Maryland imposed a similar “rain tax” in 2012. My colleagues at the Maryland Public Policy Institute examined how the tax was being unfairly implemented and helped persuade lawmakers to partially repeal the mandatory local tax on impervious surfaces to finance water cleanup. Maryland Gov. Larry Hogan (R) campaigned on its repeal and signed the repeal into law in 2015.

 

But Maryland localities can still opt to collect a fee — and nine counties and Baltimore City do.

 

At the very least, the District could follow its northern neighbor Baltimore, which also has serious water contamination issues, by exempting green spaces and allowing nonprofits to apply for hardship exemptions.

 

But that is not enough because the impervious-area charge is out of control with D.C. Water frequently charging low-income residents and nonprofits such as churches extremely high fees without respect to consumption.

 

Some of the city’s poorest churches in Ward 8, which survive entirely on donations, report average water bills of more than $50,000 a year based on the assumptions of unelected bureaucrats who arbitrarily impose the impervious-area charge on consumers.

 

D.C. Water’s bureaucrats are unforgiving and insulting, too, offering minuscule credits to offset the high fees that have grown exponentially of late.

 

Poor residents especially feel the pinch because the charge has nothing to do with property value, income or ability to pay — just with the assessed area of potential water runoff.

 

The head of D.C. Water, George Hawkins, simply shrugs when confronted with the rain tax’s unfair application, telling the local media, “Unfortunately someone’s got to pay the bill.”

 

Well, how about asking the owners of the D.C. United soccer team to chip in more for its $300 million facility, part of which is subsidized by the District?

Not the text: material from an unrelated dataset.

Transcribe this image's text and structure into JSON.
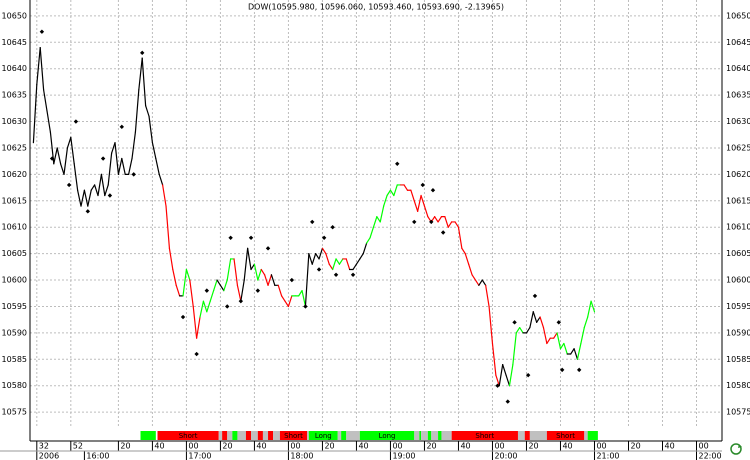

Or cut off the billions in subsidies to wealthy developers.

 

The federal government should ease its mandate and help to finance the project it required the District to undertake.

 

In the meantime, D.C. Water should scrap the rain tax on the poor, the dead, the green and the faithful. It is a tunnel too far.

 

The writer is a visiting fellow at the Maryland Public Policy Institute.